While they aren’t great at getting to the free throw line, they are above average, and when they do they convert at a 74.9 percent rate.
One area where the Buckeyes have struggled is with turnovers. Their turnover rate is over 19 percent, and ranks 207th overall. Most of these are unforced turnovers, as they are 321st nationally in non-steal turnover percentage. So it isn’t that they are prone to being pick-pocketed as much as they are careless.
On the defensive side the numbers are pretty consistent. OSU is 30th in defensive eFG percent, in large part thanks to great interior defense. The Buckeyes allow the 11th lowest two-point shooting percentage in the country. On the perimeter, they give up slightly higher than the national average on three-point shots.
OSU is 62nd in defensive rebounding, and 101st in opponent free throw rate. They are an above average shot blocking team, but not great.

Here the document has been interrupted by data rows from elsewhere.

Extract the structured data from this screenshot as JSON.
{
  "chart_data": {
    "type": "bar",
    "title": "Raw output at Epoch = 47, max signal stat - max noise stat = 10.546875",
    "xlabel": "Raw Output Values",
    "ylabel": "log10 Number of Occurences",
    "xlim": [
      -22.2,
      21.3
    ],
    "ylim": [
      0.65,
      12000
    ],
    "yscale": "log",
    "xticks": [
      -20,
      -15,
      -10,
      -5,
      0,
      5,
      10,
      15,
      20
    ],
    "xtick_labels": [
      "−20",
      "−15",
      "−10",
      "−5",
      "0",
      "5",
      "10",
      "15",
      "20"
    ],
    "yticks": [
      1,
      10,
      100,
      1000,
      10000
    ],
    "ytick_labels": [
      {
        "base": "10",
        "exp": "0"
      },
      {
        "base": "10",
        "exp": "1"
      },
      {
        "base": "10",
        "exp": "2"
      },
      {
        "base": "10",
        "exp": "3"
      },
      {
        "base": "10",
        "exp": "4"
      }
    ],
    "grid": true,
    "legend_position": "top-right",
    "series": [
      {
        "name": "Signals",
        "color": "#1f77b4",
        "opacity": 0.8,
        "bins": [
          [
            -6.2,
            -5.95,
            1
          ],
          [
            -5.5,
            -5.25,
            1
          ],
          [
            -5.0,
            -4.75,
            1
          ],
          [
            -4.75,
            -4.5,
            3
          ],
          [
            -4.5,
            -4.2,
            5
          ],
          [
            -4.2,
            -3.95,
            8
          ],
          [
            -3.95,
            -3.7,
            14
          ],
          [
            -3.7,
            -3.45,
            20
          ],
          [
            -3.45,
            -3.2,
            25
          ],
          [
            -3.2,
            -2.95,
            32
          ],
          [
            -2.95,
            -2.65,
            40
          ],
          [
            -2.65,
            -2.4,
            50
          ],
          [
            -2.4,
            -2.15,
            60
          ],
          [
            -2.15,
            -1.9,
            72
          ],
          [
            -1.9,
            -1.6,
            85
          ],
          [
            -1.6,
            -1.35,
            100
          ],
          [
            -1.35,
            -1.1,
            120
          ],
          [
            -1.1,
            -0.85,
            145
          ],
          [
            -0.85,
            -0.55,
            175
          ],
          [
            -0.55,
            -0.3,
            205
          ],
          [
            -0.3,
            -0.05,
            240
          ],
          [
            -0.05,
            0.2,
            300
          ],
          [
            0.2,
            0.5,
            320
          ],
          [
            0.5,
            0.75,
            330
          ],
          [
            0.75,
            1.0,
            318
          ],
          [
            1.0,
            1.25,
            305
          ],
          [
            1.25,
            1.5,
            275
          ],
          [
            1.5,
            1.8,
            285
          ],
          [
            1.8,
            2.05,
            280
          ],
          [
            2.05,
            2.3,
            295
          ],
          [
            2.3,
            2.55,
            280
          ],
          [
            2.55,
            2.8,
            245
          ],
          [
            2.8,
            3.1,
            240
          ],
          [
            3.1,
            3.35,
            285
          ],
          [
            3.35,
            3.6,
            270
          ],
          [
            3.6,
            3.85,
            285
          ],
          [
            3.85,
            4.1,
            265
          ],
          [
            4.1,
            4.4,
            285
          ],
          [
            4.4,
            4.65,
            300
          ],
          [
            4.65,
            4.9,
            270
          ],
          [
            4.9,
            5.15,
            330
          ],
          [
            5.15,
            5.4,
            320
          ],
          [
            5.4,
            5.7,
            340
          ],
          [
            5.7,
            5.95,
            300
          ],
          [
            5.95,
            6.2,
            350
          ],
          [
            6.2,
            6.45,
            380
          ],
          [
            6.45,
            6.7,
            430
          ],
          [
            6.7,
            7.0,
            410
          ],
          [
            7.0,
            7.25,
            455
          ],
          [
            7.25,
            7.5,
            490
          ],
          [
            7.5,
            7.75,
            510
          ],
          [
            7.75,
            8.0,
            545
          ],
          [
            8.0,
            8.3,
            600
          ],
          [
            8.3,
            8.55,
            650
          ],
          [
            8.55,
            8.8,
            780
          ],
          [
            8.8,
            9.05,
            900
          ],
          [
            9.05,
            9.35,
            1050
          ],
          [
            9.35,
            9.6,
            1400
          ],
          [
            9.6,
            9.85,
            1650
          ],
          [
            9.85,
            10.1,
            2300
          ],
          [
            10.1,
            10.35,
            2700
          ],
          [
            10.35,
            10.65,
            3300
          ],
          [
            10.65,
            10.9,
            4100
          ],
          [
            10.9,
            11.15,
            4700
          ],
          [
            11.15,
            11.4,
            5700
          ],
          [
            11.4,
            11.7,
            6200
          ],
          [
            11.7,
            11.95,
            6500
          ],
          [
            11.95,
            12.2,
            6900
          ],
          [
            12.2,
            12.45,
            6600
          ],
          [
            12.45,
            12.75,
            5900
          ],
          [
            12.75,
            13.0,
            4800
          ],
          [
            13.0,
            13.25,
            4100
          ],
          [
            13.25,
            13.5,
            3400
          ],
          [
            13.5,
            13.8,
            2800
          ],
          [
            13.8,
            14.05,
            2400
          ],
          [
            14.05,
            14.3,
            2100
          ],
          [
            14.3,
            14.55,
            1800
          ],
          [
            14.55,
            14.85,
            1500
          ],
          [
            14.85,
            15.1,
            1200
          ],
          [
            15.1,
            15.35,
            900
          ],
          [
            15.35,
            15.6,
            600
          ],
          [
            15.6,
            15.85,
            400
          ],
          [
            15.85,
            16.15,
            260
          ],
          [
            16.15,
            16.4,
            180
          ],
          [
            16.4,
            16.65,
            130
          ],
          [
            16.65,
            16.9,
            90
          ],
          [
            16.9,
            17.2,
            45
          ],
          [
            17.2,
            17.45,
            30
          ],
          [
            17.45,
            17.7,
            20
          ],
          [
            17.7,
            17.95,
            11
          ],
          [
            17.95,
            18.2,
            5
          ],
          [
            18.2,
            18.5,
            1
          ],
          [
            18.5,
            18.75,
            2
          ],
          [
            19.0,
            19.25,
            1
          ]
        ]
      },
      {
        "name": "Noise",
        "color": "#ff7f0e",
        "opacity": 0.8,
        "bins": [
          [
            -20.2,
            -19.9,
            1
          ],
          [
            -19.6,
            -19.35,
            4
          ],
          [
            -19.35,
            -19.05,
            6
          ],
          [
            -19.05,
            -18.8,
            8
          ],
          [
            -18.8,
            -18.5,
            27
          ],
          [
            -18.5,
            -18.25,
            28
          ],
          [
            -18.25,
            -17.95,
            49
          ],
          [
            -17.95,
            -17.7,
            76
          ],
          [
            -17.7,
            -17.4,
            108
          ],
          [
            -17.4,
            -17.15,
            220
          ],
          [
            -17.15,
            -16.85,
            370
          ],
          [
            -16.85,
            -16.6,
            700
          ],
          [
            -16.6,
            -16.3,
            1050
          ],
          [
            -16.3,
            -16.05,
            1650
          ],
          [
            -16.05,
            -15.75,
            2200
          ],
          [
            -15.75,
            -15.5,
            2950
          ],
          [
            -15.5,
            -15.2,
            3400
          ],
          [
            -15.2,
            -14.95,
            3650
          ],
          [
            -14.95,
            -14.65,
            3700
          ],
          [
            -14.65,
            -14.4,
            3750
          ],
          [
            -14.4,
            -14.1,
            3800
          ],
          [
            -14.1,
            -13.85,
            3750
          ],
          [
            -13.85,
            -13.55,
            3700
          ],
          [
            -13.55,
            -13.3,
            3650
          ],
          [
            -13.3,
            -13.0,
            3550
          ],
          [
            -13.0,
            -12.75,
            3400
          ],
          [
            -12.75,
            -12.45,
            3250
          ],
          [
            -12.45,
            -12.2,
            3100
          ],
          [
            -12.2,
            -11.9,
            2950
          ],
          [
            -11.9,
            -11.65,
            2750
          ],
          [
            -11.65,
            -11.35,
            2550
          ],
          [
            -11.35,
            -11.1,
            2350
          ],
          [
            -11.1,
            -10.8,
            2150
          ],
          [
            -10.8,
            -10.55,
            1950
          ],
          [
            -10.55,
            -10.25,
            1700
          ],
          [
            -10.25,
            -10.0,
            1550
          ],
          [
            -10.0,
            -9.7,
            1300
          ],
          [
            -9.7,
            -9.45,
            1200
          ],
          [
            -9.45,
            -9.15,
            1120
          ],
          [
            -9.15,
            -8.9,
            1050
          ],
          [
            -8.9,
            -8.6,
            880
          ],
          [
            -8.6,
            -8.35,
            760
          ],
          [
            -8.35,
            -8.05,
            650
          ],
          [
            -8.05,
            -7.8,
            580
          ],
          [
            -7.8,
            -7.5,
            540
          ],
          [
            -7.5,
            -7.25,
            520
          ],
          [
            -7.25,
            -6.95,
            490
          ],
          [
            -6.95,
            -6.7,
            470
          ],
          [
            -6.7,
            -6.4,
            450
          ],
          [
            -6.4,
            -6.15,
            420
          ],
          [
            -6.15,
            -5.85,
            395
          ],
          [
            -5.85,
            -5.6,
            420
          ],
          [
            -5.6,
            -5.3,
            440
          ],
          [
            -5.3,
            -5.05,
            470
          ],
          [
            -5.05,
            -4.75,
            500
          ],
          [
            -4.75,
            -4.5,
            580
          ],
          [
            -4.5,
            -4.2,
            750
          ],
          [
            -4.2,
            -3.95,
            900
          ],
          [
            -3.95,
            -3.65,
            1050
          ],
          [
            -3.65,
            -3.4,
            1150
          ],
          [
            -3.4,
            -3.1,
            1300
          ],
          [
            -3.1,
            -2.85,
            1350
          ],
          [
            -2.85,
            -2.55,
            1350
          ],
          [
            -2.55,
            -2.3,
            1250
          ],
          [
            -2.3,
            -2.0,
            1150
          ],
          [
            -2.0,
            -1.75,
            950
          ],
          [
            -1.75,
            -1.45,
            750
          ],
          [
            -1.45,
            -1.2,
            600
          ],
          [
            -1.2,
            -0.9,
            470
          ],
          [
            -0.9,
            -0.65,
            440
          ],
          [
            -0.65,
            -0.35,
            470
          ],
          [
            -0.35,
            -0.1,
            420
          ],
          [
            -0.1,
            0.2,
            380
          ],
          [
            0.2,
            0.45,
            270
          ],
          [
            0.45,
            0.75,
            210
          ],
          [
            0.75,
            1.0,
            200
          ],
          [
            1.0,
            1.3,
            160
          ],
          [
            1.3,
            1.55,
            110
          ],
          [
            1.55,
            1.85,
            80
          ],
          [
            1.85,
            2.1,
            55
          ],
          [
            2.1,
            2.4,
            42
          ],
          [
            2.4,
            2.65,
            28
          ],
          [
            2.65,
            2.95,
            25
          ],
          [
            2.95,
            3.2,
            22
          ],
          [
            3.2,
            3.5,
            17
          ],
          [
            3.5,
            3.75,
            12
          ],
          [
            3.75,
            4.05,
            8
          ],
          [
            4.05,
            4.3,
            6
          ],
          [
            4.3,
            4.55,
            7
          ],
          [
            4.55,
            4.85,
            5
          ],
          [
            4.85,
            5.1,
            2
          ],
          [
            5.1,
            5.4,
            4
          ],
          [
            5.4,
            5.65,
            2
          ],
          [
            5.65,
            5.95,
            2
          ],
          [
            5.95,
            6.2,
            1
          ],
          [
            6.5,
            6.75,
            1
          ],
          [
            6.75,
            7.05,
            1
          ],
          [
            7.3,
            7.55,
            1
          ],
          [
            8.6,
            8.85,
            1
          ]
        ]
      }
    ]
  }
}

Much like the Spartans, OSU doesn’t come up with a lot of steals. They rank 293rd in defensive steal rate at 7.5 percent, although their opponents do tend to turn the ball over on their own at an above average rate.
Players to Watch
Kaleb Wesson is the man for Ohio State, as he goes, they go. The 6-foot-9 junior is averaging 14.2 points, 9.4 rebounds, two assists, and one block per game. He’s shooting 46.4 percent from two, and an impressive 43.3 percent from three. That is no small sample size either as Wesson has attempted 104 threes, second most on the team.
Wesson also is adept at drawing fouls and getting to the free throw line, where he shoots over 72 percent.
Sophomore guard Duane Washington Jr. is second on the team in scoring at 11.3 points per game. Washington makes an average of two three-pointers per game, and leads the team in attempts and makes from beyond the arc. He shoots just under 40 percent from deep.
The elder Wesson brother, Andre, is averaging 9.2 points and four rebounds per game. He is also a threat from outside, shooting 42.6 percent from three on 101 attempts. He also is an even 50 percent inside the arc and over 81 percent at the charity stripe.
Junior point guard CJ Walker leads the Bucks with 3.5 assists per game and also chips in 8.6 points per contest. Walker is not nearly the shooting threat, at just over 32 percent from three, but he is a good free throw shooter and is almost 48 percent t on twos. He also leads the team with 1.3 steals per game.
Obviously defending the perimeter is going to be important in this game. Over the last nine games, teams are averaging eight made three-pointers per game against MSU. Now that comes on a pretty high volume of shots, with teams taking over 25 threes per game, so the shooting percentage is pretty low overall. But OSU can really shoot it from outside, so MSU is going to need to deny them quality looks, or you could see something similar to the first half of the Penn State game.
The bottom line is that these are two very good teams according to the numbers, and nothing is a given. That being said, Cassius Winston on senior day with a chance to hang a Big Ten title banner is not someone I’m going to bet against.